Respondent 1 in his impugned order merely summarized the pleas taken by the parties as well as the arguments advanced on their behalf and thereafter observed as follow :
'I am convinced that the enquiry conducted in this case and the order of dismissal passed have been strictly in accordance with the provisions of the Act. I see no reason to interfere with the orders passed. The appeal preferred is accordingly dismissed.'
4. Quite clearly respondent 1 did not go into the merits of the case as required by A. 41 the Act. He was required to examine the material before him to find out whether the findings reached by the domestic tribunal are supported by satisfactory evidence, More than that, it was necessary for him to pronounces on the contention of the petitioner that the enquiry held was not in accordance with the principles of natural justices. He did not go into either of these questions. No reasons were given in his order in support of the conclusion reached by him. There is a stray observation in the order :
'It was not correct on the part of the appellant to have kept quiet without replying to the show-cause notice, dated 20 October 1962, even though it had reached him on or after 26 October 1962.'
This observation was made while summarizing the pleas taken. In making that observation respondent 1 overlooked the fact that the petitioner had put forward his case in full as early as on October 23, 1962, and hence there was no purpose in his repeating the same in reply to the notice sent by respondent 2. That apart, that circumstance has not been made the basis of the decision of respondent 1.

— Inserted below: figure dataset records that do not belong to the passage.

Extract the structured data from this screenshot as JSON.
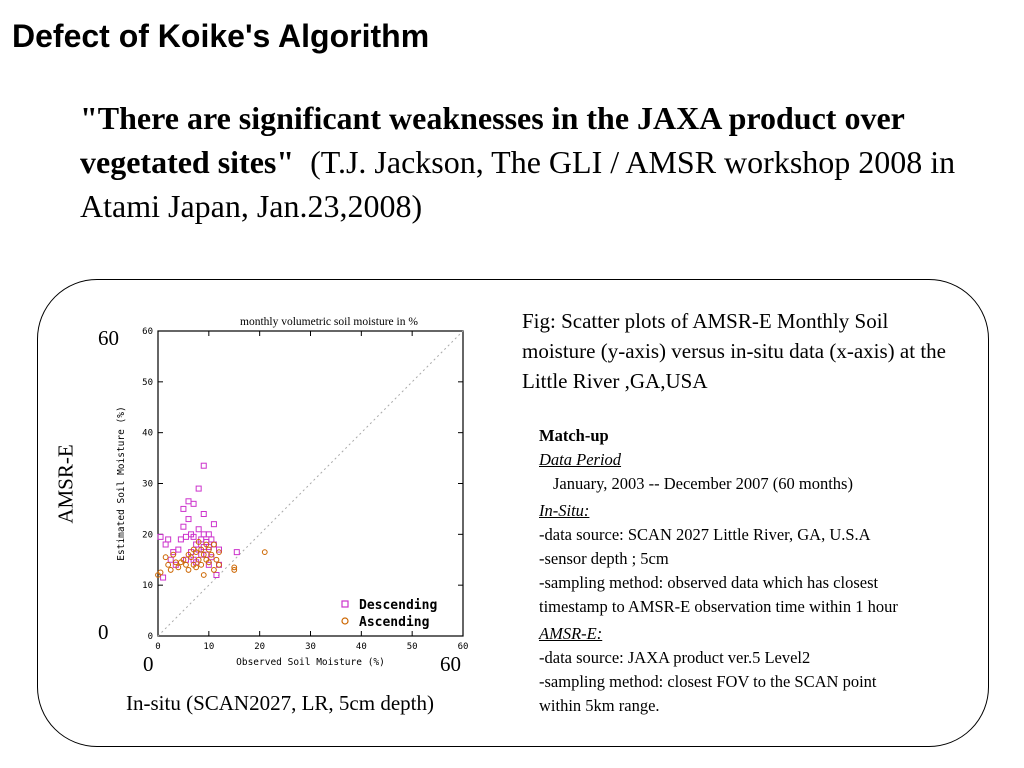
{
  "slide": {
    "title": "Defect of Koike's Algorithm",
    "quote_bold": "\"There are significant weaknesses in the JAXA product over vegetated sites\"",
    "quote_rest": "(T.J. Jackson, The GLI / AMSR workshop 2008 in Atami Japan, Jan.23,2008)"
  },
  "figure": {
    "outer_y_label": "AMSR-E",
    "outer_x_label": "In-situ (SCAN2027, LR, 5cm depth)",
    "outer_y_top": "60",
    "outer_y_bottom": "0",
    "outer_x_left": "0",
    "outer_x_right": "60",
    "annotation": "monthly volumetric soil moisture in %"
  },
  "caption": "Fig: Scatter plots of AMSR-E Monthly Soil moisture (y-axis) versus in-situ data (x-axis) at the Little River ,GA,USA",
  "info": {
    "heading": "Match-up",
    "period_label": "Data Period",
    "period_value": "January, 2003  -- December 2007 (60 months)",
    "insitu_label": "In-Situ:",
    "insitu_lines": [
      "-data source: SCAN 2027 Little River, GA, U.S.A",
      "-sensor depth ; 5cm",
      "-sampling method:  observed data which has closest",
      "timestamp to AMSR-E observation time within 1 hour"
    ],
    "amsr_label": "AMSR-E:",
    "amsr_lines": [
      "-data source: JAXA product ver.5 Level2",
      "-sampling method: closest FOV to the SCAN point",
      "within 5km range."
    ]
  },
  "chart_data": {
    "type": "scatter",
    "title": "",
    "xlabel": "Observed Soil Moisture (%)",
    "ylabel": "Estimated Soil Moisture (%)",
    "xlim": [
      0,
      60
    ],
    "ylim": [
      0,
      60
    ],
    "xticks": [
      0,
      10,
      20,
      30,
      40,
      50,
      60
    ],
    "yticks": [
      0,
      10,
      20,
      30,
      40,
      50,
      60
    ],
    "one_to_one_line": true,
    "legend_position": "bottom-right",
    "colors": {
      "Descending": "#cc33cc",
      "Ascending": "#cc6600",
      "reference_line": "#aaaaaa"
    },
    "series": [
      {
        "name": "Descending",
        "marker": "square",
        "points": [
          [
            0.5,
            19.5
          ],
          [
            1,
            11.5
          ],
          [
            1.5,
            18
          ],
          [
            2,
            19
          ],
          [
            2.5,
            15
          ],
          [
            3,
            16.5
          ],
          [
            3.5,
            14
          ],
          [
            4,
            17
          ],
          [
            4.5,
            19
          ],
          [
            5,
            21.5
          ],
          [
            5,
            25
          ],
          [
            5.5,
            19.5
          ],
          [
            5.5,
            15
          ],
          [
            6,
            26.5
          ],
          [
            6,
            23
          ],
          [
            6.5,
            16.5
          ],
          [
            6.5,
            20
          ],
          [
            7,
            26
          ],
          [
            7,
            19.5
          ],
          [
            7,
            15
          ],
          [
            7.5,
            18
          ],
          [
            7.5,
            14.5
          ],
          [
            8,
            21
          ],
          [
            8,
            17
          ],
          [
            8,
            29
          ],
          [
            8.5,
            19
          ],
          [
            8.5,
            16
          ],
          [
            9,
            33.5
          ],
          [
            9,
            24
          ],
          [
            9,
            20
          ],
          [
            9,
            17.5
          ],
          [
            9.5,
            18.5
          ],
          [
            9.5,
            16
          ],
          [
            10,
            20
          ],
          [
            10,
            17.5
          ],
          [
            10,
            14
          ],
          [
            10.5,
            19
          ],
          [
            10.5,
            15.5
          ],
          [
            11,
            22
          ],
          [
            11,
            18
          ],
          [
            11.5,
            12
          ],
          [
            12,
            17
          ],
          [
            12,
            14
          ],
          [
            15.5,
            16.5
          ]
        ]
      },
      {
        "name": "Ascending",
        "marker": "circle",
        "points": [
          [
            0,
            12
          ],
          [
            0.5,
            12.5
          ],
          [
            1.5,
            15.5
          ],
          [
            2,
            14
          ],
          [
            2.5,
            13
          ],
          [
            3,
            16
          ],
          [
            3.5,
            14.5
          ],
          [
            4,
            13.5
          ],
          [
            4.5,
            14.5
          ],
          [
            5,
            15
          ],
          [
            5.5,
            14
          ],
          [
            6,
            13
          ],
          [
            6,
            16
          ],
          [
            6.5,
            15.5
          ],
          [
            7,
            14
          ],
          [
            7,
            17
          ],
          [
            7.5,
            13.5
          ],
          [
            7.5,
            16.5
          ],
          [
            8,
            15
          ],
          [
            8,
            18.5
          ],
          [
            8.5,
            14
          ],
          [
            8.5,
            17
          ],
          [
            9,
            12
          ],
          [
            9,
            16
          ],
          [
            9.5,
            18
          ],
          [
            9.5,
            15
          ],
          [
            10,
            17
          ],
          [
            10,
            14.5
          ],
          [
            10.5,
            16
          ],
          [
            11,
            13
          ],
          [
            11,
            18
          ],
          [
            11.5,
            15
          ],
          [
            12,
            14
          ],
          [
            12,
            16.5
          ],
          [
            15,
            13
          ],
          [
            15,
            13.5
          ],
          [
            21,
            16.5
          ]
        ]
      }
    ]
  }
}
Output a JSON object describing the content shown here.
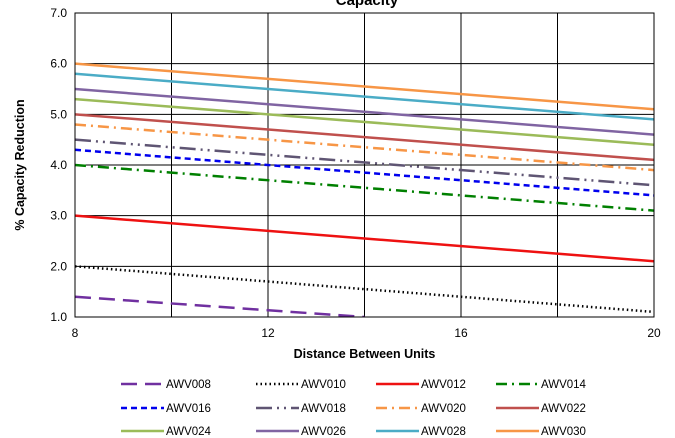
{
  "chart_data": {
    "type": "line",
    "title": "Capacity",
    "xlabel": "Distance Between Units",
    "ylabel": "% Capacity Reduction",
    "xlim": [
      8,
      20
    ],
    "ylim": [
      1.0,
      7.0
    ],
    "x_ticks": [
      "8",
      "12",
      "16",
      "20"
    ],
    "y_ticks": [
      "1.0",
      "2.0",
      "3.0",
      "4.0",
      "5.0",
      "6.0",
      "7.0"
    ],
    "grid": true,
    "legend_position": "bottom",
    "series": [
      {
        "name": "AWV008",
        "x": [
          8,
          14
        ],
        "values": [
          1.4,
          1.0
        ],
        "color": "#7030A0",
        "dash": "long-dash"
      },
      {
        "name": "AWV010",
        "x": [
          8,
          20
        ],
        "values": [
          2.0,
          1.1
        ],
        "color": "#000000",
        "dash": "dot"
      },
      {
        "name": "AWV012",
        "x": [
          8,
          20
        ],
        "values": [
          3.0,
          2.1
        ],
        "color": "#EE1111",
        "dash": "solid"
      },
      {
        "name": "AWV014",
        "x": [
          8,
          20
        ],
        "values": [
          4.0,
          3.1
        ],
        "color": "#008000",
        "dash": "dash-dot"
      },
      {
        "name": "AWV016",
        "x": [
          8,
          20
        ],
        "values": [
          4.3,
          3.4
        ],
        "color": "#0000EE",
        "dash": "dash"
      },
      {
        "name": "AWV018",
        "x": [
          8,
          20
        ],
        "values": [
          4.5,
          3.6
        ],
        "color": "#5F5573",
        "dash": "long-dash-dot-dot"
      },
      {
        "name": "AWV020",
        "x": [
          8,
          20
        ],
        "values": [
          4.8,
          3.9
        ],
        "color": "#F79646",
        "dash": "dash-dot"
      },
      {
        "name": "AWV022",
        "x": [
          8,
          20
        ],
        "values": [
          5.0,
          4.1
        ],
        "color": "#C0504D",
        "dash": "solid"
      },
      {
        "name": "AWV024",
        "x": [
          8,
          20
        ],
        "values": [
          5.3,
          4.4
        ],
        "color": "#9BBB59",
        "dash": "solid"
      },
      {
        "name": "AWV026",
        "x": [
          8,
          20
        ],
        "values": [
          5.5,
          4.6
        ],
        "color": "#8064A2",
        "dash": "solid"
      },
      {
        "name": "AWV028",
        "x": [
          8,
          20
        ],
        "values": [
          5.8,
          4.9
        ],
        "color": "#4BACC6",
        "dash": "solid"
      },
      {
        "name": "AWV030",
        "x": [
          8,
          20
        ],
        "values": [
          6.0,
          5.1
        ],
        "color": "#F79646",
        "dash": "solid"
      }
    ]
  }
}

5. The scope of S. 41 of the Act was considered by this Bench in C. Muniruddin v. Peirce Leslie & Co., Ltd., Mangalore, and others [1966 - I L.L.J. 271]. Therein, interpreting S. 41(2) of the Act, we held that the appellate authority has to decide the appeal preferred. 'To decides the appeal' means to go into the merits of the appeal and pronounce on the same. A Bench of the Madras High Court in Srirangam, Janopakara Bank, Ltd. v. Rangarajan (S.) and another [1964 - I L.L.J. 221] laid down that orders passed by the appellate authority should be supported by reasons.
6. Interpreting Ss. 41 and 42 of the Mysore Shops and Establishments Act (S. 41 of that Act is similar to S. 41 of the Act), a Bench of this court observed that in the case of an appeal against the termination of services under the first part of Sub- section (1) of S. 41 of the Mysore shops and Establishments Act, 1948 the point for investigation in the appeal is, whether there existed reasonable ground for such termination In the case of an appeal against dismissal under the second part of Sub-section (1) the point for investigation would be whether the employer's finding that the appellant was guilty of misconduct is supported by satisfactory evidence recorded at an enquiry held by the employer for the purpose as indicated in Sub-section (1).
7. It is quite obvious that respondent 1, when he decided the appeal, was unaware of the true scope of S. 41 of the Act. He did not exercise his appellate powers in accordance, with S. 41 Hence his order is unsustainable.
8. For the reasons mentioned above, this petition is allowed and the order impugned quashed. The case is remitted back to respondent 1 for disposal according to law in the light of the observations made above. Respondent 2 shall pay the costs of the petitioner in this petition. Advocate's fee Rs. 100.